In this tiny article we are going to play with rebase.

Rebase

What’s the point?

git-rebase — Forward-port local commits to the updated upstream head

Rebase is actually going to play again some commit over other.

Before, replay commits over other
After

Fast-forward

If it’s possible git doesn’t look to create a merge commit even if a merge is requested.

For example, git-flow is using this technique. (I highly recommend you to use and to look at git-flow).

Interactive-rebase

git rebase -i <COMMIT SHA>

This command allow you to easily rewrite your history in a very flexible way, because you can rewrite pretty much everything.

You can reorder commits by just moving lines up or down, or removing commits by just removing a whole line.

In general, read what Git displays. For example, when you edit a commit, Git tells you what/how to do most of the things (git rebase — continue, etc.)

Be careful

git rebase -i will display commits in chronological order, contrary to git log.

Enough theory, let’s practice.

Easy ramp up

I’ve work on a feature and I realize that I make commits that are not very useful.

The three commits are not consistent separately, I want to merge these commits to create only one (and remove all the useless (part X) part of the commit log).

Let’s use interactive rebase!

git rebase -i HEAD~3

I’m going to replace pick with reword (or r) on the first commit, replace pick with f on the second and third.

Save then git opens the editor to change the commit message.

Save and watch git squash automatically next commits.

You can now see with git log, that your three commit have been merged in one, and you have a clean history!

(You can also see what has been done, using the git reflog command).

Bit harder

Imagine now, that I have two commits that are a mess. They contain a dump of modifications, without much consistency.

Commit 1e2ac contains different modifications :

  • Adds a footer
  • Fixes the header added in the previous commit

Commit a860 is a fix of commit 1e2ac.

What I want, is split the “Add footer + rename header menus” commit to split it in two distinct commits (a first one with the header) and a second one with the footer part, and then just merge the “Add style.css (footer) commit into the second one we’ve just created.

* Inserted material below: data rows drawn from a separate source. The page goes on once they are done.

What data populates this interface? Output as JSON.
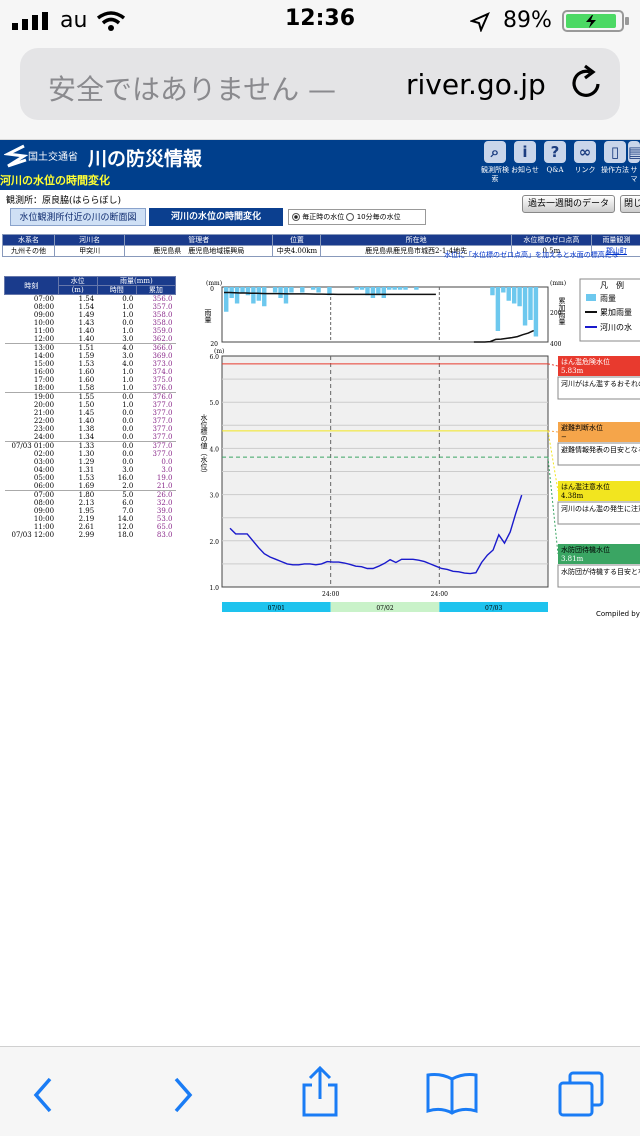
{
  "status": {
    "carrier": "au",
    "time": "12:36",
    "battery": "89%"
  },
  "address": {
    "insecure_text": "安全ではありません —",
    "domain": "river.go.jp"
  },
  "banner": {
    "ministry": "国土交通省",
    "site_name": "川の防災情報",
    "page_subtitle": "河川の水位の時間変化"
  },
  "nav": [
    {
      "label": "観測所検索",
      "icon": "search-icon"
    },
    {
      "label": "お知らせ",
      "icon": "info-icon"
    },
    {
      "label": "Q&A",
      "icon": "question-icon"
    },
    {
      "label": "リンク",
      "icon": "link-icon"
    },
    {
      "label": "操作方法",
      "icon": "mouse-icon"
    },
    {
      "label": "サマ",
      "icon": "sitemap-icon"
    }
  ],
  "station": {
    "label": "観測所：原良脇(はららぼし)"
  },
  "tabs": {
    "section_view": "水位観測所付近の川の断面図",
    "time_change": "河川の水位の時間変化"
  },
  "mode": {
    "option_hourly": "毎正時の水位",
    "option_10min": "10分毎の水位"
  },
  "buttons": {
    "past_week": "過去一週間のデータ",
    "close": "閉じ"
  },
  "info": {
    "headers": [
      "水系名",
      "河川名",
      "管理者",
      "位置",
      "所在地",
      "水位標のゼロ点高",
      "雨量観測"
    ],
    "values": [
      "九州その他",
      "甲突川",
      "鹿児島県　鹿児島地域振興局",
      "中央4.00km",
      "鹿児島県鹿児島市城西2-1-4地先",
      "0.5m",
      "郡山町"
    ]
  },
  "note": "水位に「水位標のゼロ点高」を加えると水面の標高にな",
  "datatable": {
    "col_time": "時刻",
    "col_level": "水位",
    "col_level_unit": "(m)",
    "col_rain": "雨量(mm)",
    "col_rain_hourly": "時間",
    "col_rain_cum": "累加",
    "rows": [
      [
        "07:00",
        "1.54",
        "0.0",
        "356.0"
      ],
      [
        "08:00",
        "1.54",
        "1.0",
        "357.0"
      ],
      [
        "09:00",
        "1.49",
        "1.0",
        "358.0"
      ],
      [
        "10:00",
        "1.43",
        "0.0",
        "358.0"
      ],
      [
        "11:00",
        "1.40",
        "1.0",
        "359.0"
      ],
      [
        "12:00",
        "1.40",
        "3.0",
        "362.0"
      ],
      [
        "13:00",
        "1.51",
        "4.0",
        "366.0"
      ],
      [
        "14:00",
        "1.59",
        "3.0",
        "369.0"
      ],
      [
        "15:00",
        "1.53",
        "4.0",
        "373.0"
      ],
      [
        "16:00",
        "1.60",
        "1.0",
        "374.0"
      ],
      [
        "17:00",
        "1.60",
        "1.0",
        "375.0"
      ],
      [
        "18:00",
        "1.58",
        "1.0",
        "376.0"
      ],
      [
        "19:00",
        "1.55",
        "0.0",
        "376.0"
      ],
      [
        "20:00",
        "1.50",
        "1.0",
        "377.0"
      ],
      [
        "21:00",
        "1.45",
        "0.0",
        "377.0"
      ],
      [
        "22:00",
        "1.40",
        "0.0",
        "377.0"
      ],
      [
        "23:00",
        "1.38",
        "0.0",
        "377.0"
      ],
      [
        "24:00",
        "1.34",
        "0.0",
        "377.0"
      ],
      [
        "07/03 01:00",
        "1.33",
        "0.0",
        "377.0"
      ],
      [
        "02:00",
        "1.30",
        "0.0",
        "377.0"
      ],
      [
        "03:00",
        "1.29",
        "0.0",
        "0.0"
      ],
      [
        "04:00",
        "1.31",
        "3.0",
        "3.0"
      ],
      [
        "05:00",
        "1.53",
        "16.0",
        "19.0"
      ],
      [
        "06:00",
        "1.69",
        "2.0",
        "21.0"
      ],
      [
        "07:00",
        "1.80",
        "5.0",
        "26.0"
      ],
      [
        "08:00",
        "2.13",
        "6.0",
        "32.0"
      ],
      [
        "09:00",
        "1.95",
        "7.0",
        "39.0"
      ],
      [
        "10:00",
        "2.19",
        "14.0",
        "53.0"
      ],
      [
        "11:00",
        "2.61",
        "12.0",
        "65.0"
      ],
      [
        "07/03 12:00",
        "2.99",
        "18.0",
        "83.0"
      ]
    ]
  },
  "legend": {
    "title": "凡　例",
    "rain": "雨量",
    "cum_rain": "累加雨量",
    "river_level": "河川の水"
  },
  "thresholds": [
    {
      "name": "はん濫危険水位",
      "value": "5.83m",
      "desc": "河川がはん濫するおそれのある水位",
      "color": "#e83a2e"
    },
    {
      "name": "避難判断水位",
      "value": "−",
      "desc": "避難情報発表の目安となる水位",
      "color": "#f5a54a"
    },
    {
      "name": "はん濫注意水位",
      "value": "4.38m",
      "desc": "河川のはん濫の発生に注意する水位",
      "color": "#f2e51f"
    },
    {
      "name": "水防団待機水位",
      "value": "3.81m",
      "desc": "水防団が待機する目安となる水位",
      "color": "#3aa563"
    }
  ],
  "chart_data": {
    "type": "line",
    "rain_axis": {
      "left_label": "雨量",
      "left_unit": "(mm)",
      "left_ticks": [
        "0",
        "20"
      ],
      "right_label": "累加雨量",
      "right_unit": "(mm)",
      "right_ticks": [
        "400",
        "200"
      ]
    },
    "level_axis": {
      "label": "水位標の値（水位）",
      "unit": "(m)",
      "ylim": [
        1.0,
        6.0
      ],
      "ticks": [
        "1.0",
        "2.0",
        "3.0",
        "4.0",
        "5.0",
        "6.0"
      ]
    },
    "x_labels": [
      "24:00",
      "24:00"
    ],
    "date_bands": [
      "07/01",
      "07/02",
      "07/03"
    ],
    "water_level": [
      2.27,
      2.15,
      2.15,
      2.15,
      2.0,
      1.85,
      1.72,
      1.65,
      1.6,
      1.55,
      1.5,
      1.48,
      1.48,
      1.5,
      1.5,
      1.48,
      1.5,
      1.55,
      1.54,
      1.54,
      1.52,
      1.49,
      1.45,
      1.44,
      1.4,
      1.4,
      1.45,
      1.51,
      1.59,
      1.53,
      1.6,
      1.6,
      1.6,
      1.58,
      1.55,
      1.5,
      1.45,
      1.4,
      1.38,
      1.34,
      1.33,
      1.3,
      1.29,
      1.31,
      1.53,
      1.69,
      1.8,
      2.13,
      1.95,
      2.19,
      2.61,
      2.99
    ],
    "thresholds": [
      5.83,
      4.38,
      3.81
    ],
    "cum_rain": [
      360,
      360,
      358,
      356,
      356,
      355,
      354,
      353,
      352,
      352,
      352,
      351,
      350,
      350,
      350,
      350,
      349,
      348,
      348,
      347,
      347,
      346,
      346,
      346,
      346,
      346,
      346,
      346,
      346,
      346,
      346,
      346,
      346,
      346,
      346,
      346,
      346,
      346,
      346,
      346,
      0,
      0,
      0,
      3,
      19,
      21,
      26,
      32,
      39,
      53,
      65,
      83
    ],
    "hourly_rain": [
      9,
      4,
      6,
      2,
      3,
      6,
      5,
      7,
      0,
      2,
      4,
      6,
      2,
      0,
      2,
      0,
      1,
      2,
      0,
      3,
      0,
      0,
      0,
      0,
      1,
      1,
      3,
      4,
      3,
      4,
      1,
      1,
      1,
      1,
      0,
      1,
      0,
      0,
      0,
      0,
      0,
      0,
      0,
      3,
      16,
      2,
      5,
      6,
      7,
      14,
      12,
      18
    ]
  },
  "compiled": "Compiled by",
  "toolbar": {
    "back": "back",
    "forward": "forward",
    "share": "share",
    "bookmarks": "bookmarks",
    "tabs": "tabs"
  }
}
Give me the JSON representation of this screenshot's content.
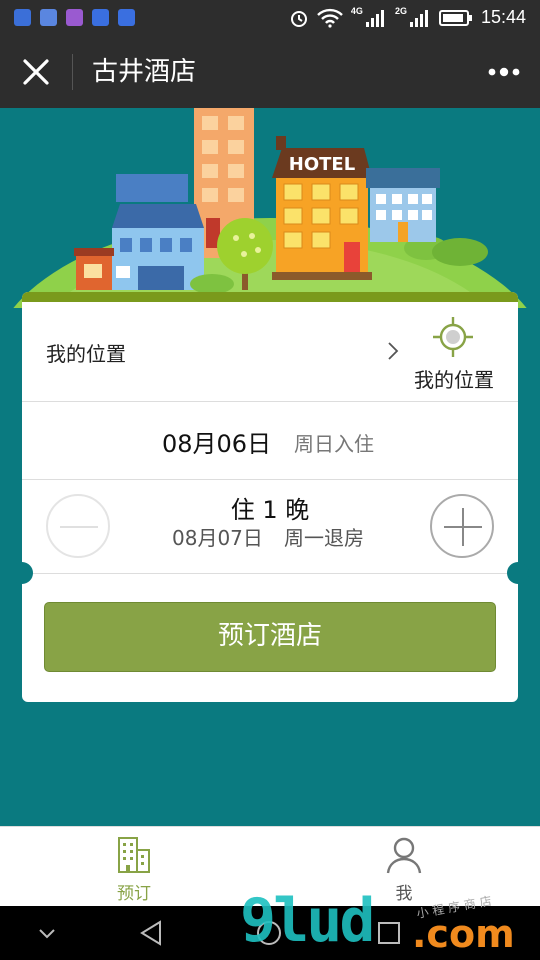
{
  "status_bar": {
    "network_4g": "4G",
    "network_2g": "2G",
    "time": "15:44",
    "icons": [
      "shield-icon",
      "app-icon",
      "gallery-icon",
      "baidu-paw-icon",
      "baidu-paw-icon",
      "alarm-icon",
      "wifi-icon",
      "signal-icon",
      "signal-icon",
      "battery-icon"
    ]
  },
  "titlebar": {
    "title": "古井酒店",
    "close_icon": "close-icon",
    "more_icon": "more-dots-icon"
  },
  "hero": {
    "hotel_sign": "HOTEL"
  },
  "booking": {
    "location_label": "我的位置",
    "locate_button_label": "我的位置",
    "checkin_date": "08月06日",
    "checkin_label": "周日入住",
    "nights_label": "住 1 晚",
    "checkout_date": "08月07日",
    "checkout_label": "周一退房",
    "book_button": "预订酒店"
  },
  "tabbar": {
    "tabs": [
      {
        "label": "预订",
        "icon": "building-icon",
        "active": true
      },
      {
        "label": "我",
        "icon": "person-icon",
        "active": false
      }
    ]
  },
  "watermark": {
    "main": "9lud",
    "domain": ".com",
    "tagline": "小程序商店"
  },
  "colors": {
    "accent": "#88a346",
    "background": "#0a7a80",
    "topbar": "#2d2d2d"
  }
}
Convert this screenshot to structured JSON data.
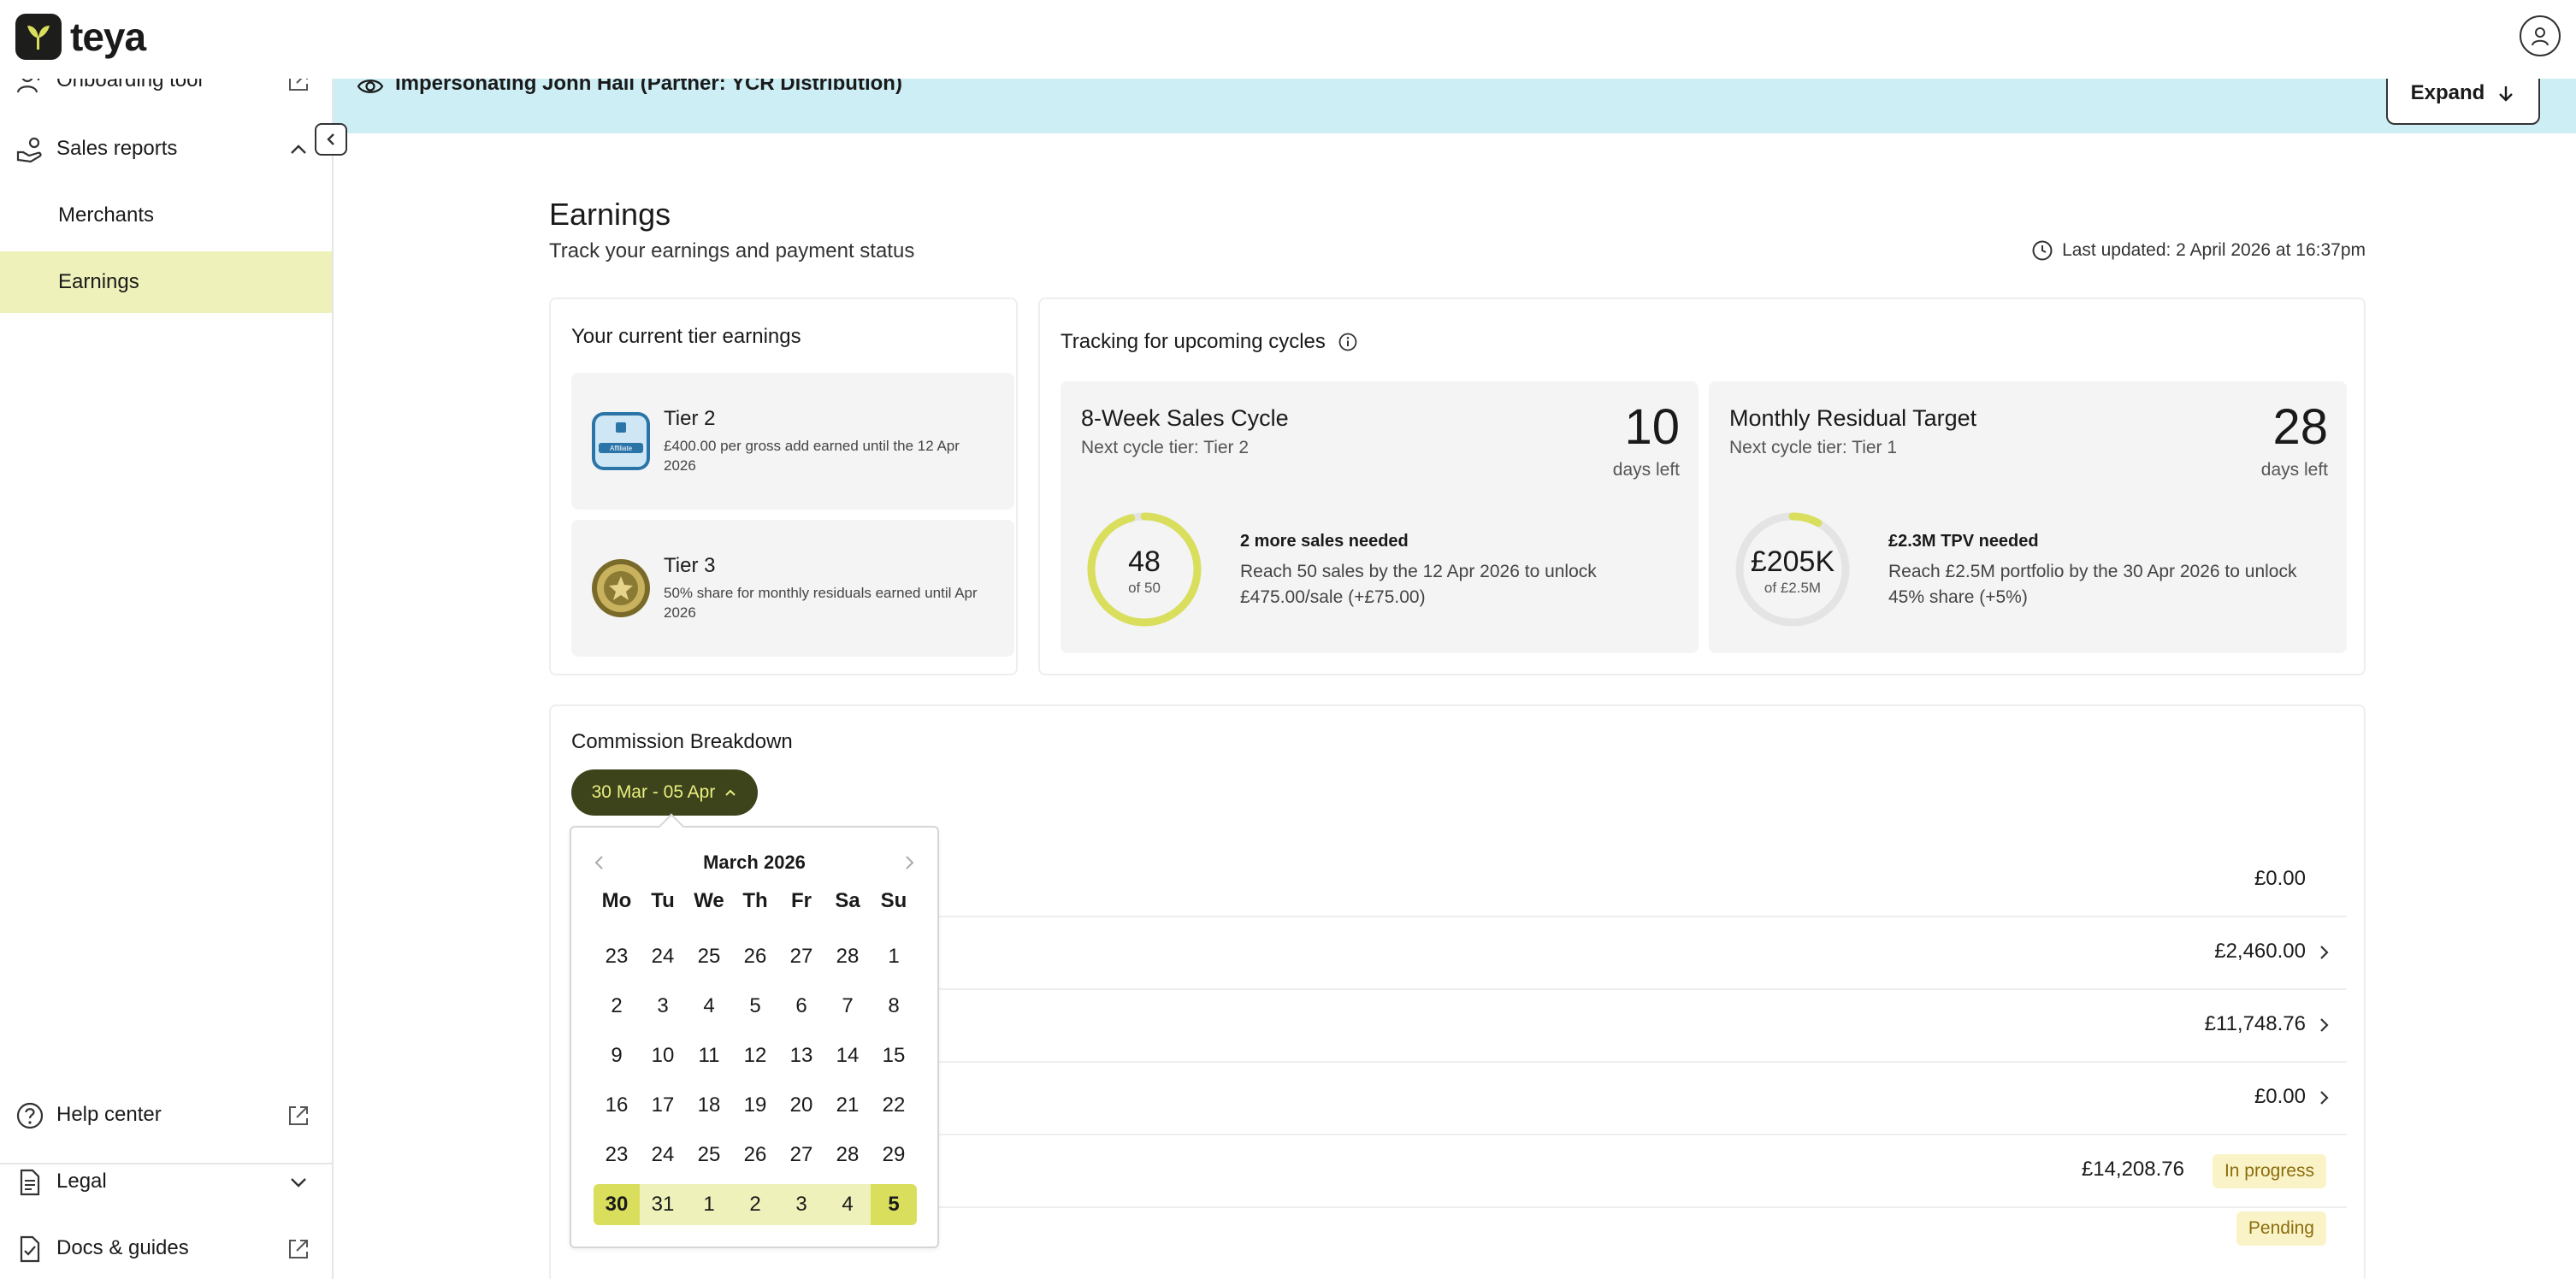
{
  "app": {
    "brand": "teya"
  },
  "sidebar": {
    "items": [
      {
        "label": "Onboarding tool",
        "icon": "user-plus-icon",
        "right_icon": "external-link-icon"
      },
      {
        "label": "Sales reports",
        "icon": "hand-coins-icon",
        "right_icon": "chevron-up-icon"
      }
    ],
    "sub_items": [
      {
        "label": "Merchants",
        "active": false
      },
      {
        "label": "Earnings",
        "active": true
      }
    ],
    "bottom_items": [
      {
        "label": "Help center",
        "icon": "help-circle-icon",
        "right_icon": "external-link-icon"
      },
      {
        "label": "Legal",
        "icon": "document-icon",
        "right_icon": "chevron-down-icon"
      },
      {
        "label": "Docs & guides",
        "icon": "document-check-icon",
        "right_icon": "external-link-icon"
      }
    ]
  },
  "banner": {
    "text": "Impersonating John Hall (Partner: YCR Distribution)",
    "expand_label": "Expand"
  },
  "page": {
    "title": "Earnings",
    "subtitle": "Track your earnings and payment status",
    "last_updated": "Last updated: 2 April 2026 at 16:37pm"
  },
  "tier_card": {
    "title": "Your current tier earnings",
    "tiers": [
      {
        "name": "Tier 2",
        "description": "£400.00 per gross add earned until the 12 Apr 2026",
        "badge_text": "Affiliate"
      },
      {
        "name": "Tier 3",
        "description": "50% share for monthly residuals earned until Apr 2026"
      }
    ]
  },
  "tracking_card": {
    "title": "Tracking for upcoming cycles",
    "cycles": [
      {
        "name": "8-Week Sales Cycle",
        "next_tier": "Next cycle tier: Tier 2",
        "days": "10",
        "days_label": "days left",
        "ring_value": "48",
        "ring_of": "of 50",
        "progress": 0.96,
        "need_title": "2 more sales needed",
        "need_desc": "Reach 50 sales by the 12 Apr 2026 to unlock £475.00/sale (+£75.00)"
      },
      {
        "name": "Monthly Residual Target",
        "next_tier": "Next cycle tier: Tier 1",
        "days": "28",
        "days_label": "days left",
        "ring_value": "£205K",
        "ring_of": "of £2.5M",
        "progress": 0.08,
        "need_title": "£2.3M TPV needed",
        "need_desc": "Reach £2.5M portfolio by the 30 Apr 2026 to unlock 45% share (+5%)"
      }
    ]
  },
  "commission": {
    "title": "Commission Breakdown",
    "range_label": "30 Mar - 05 Apr",
    "rows": [
      {
        "amount": "£0.00",
        "chevron": false,
        "badge": ""
      },
      {
        "amount": "£2,460.00",
        "chevron": true,
        "badge": ""
      },
      {
        "amount": "£11,748.76",
        "chevron": true,
        "badge": ""
      },
      {
        "amount": "£0.00",
        "chevron": true,
        "badge": ""
      },
      {
        "amount": "£14,208.76",
        "chevron": false,
        "badge": "In progress"
      },
      {
        "amount": "",
        "chevron": false,
        "badge": "Pending"
      }
    ]
  },
  "calendar": {
    "month": "March 2026",
    "weekdays": [
      "Mo",
      "Tu",
      "We",
      "Th",
      "Fr",
      "Sa",
      "Su"
    ],
    "weeks": [
      [
        "23",
        "24",
        "25",
        "26",
        "27",
        "28",
        "1"
      ],
      [
        "2",
        "3",
        "4",
        "5",
        "6",
        "7",
        "8"
      ],
      [
        "9",
        "10",
        "11",
        "12",
        "13",
        "14",
        "15"
      ],
      [
        "16",
        "17",
        "18",
        "19",
        "20",
        "21",
        "22"
      ],
      [
        "23",
        "24",
        "25",
        "26",
        "27",
        "28",
        "29"
      ],
      [
        "30",
        "31",
        "1",
        "2",
        "3",
        "4",
        "5"
      ]
    ],
    "selected_week_index": 5
  },
  "colors": {
    "accent_dark": "#3d431b",
    "accent_light": "#eef1b9",
    "accent": "#d9df5d",
    "banner": "#cdeef4",
    "ring": "#d9df5d"
  }
}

  • First, we need to open the interactive rebase on the first commit we want to modify, then put edit on the first line and fixup on the second one.
  • Git puts us now on the a860a43 commit.
  • We need now to reset “softly” one commit behind (to keep the code modification) with git reset HEAD~
  • git add -p, will allow us to interactively choose what we want to keep, split, etc. We are going to split with s to only stage the beginning of the file (the header).
  • After typing S, type Y, to save the split.
  • git commit -m “Added header”, to commit the split
  • git add -p again, to stage the end of the file
  • git commit -m “Added footer”
  • git rebase --continue to finish the rebase and update the master.

Tadaaa

Quite simple right ?

We can now check our log and see that everything is fine!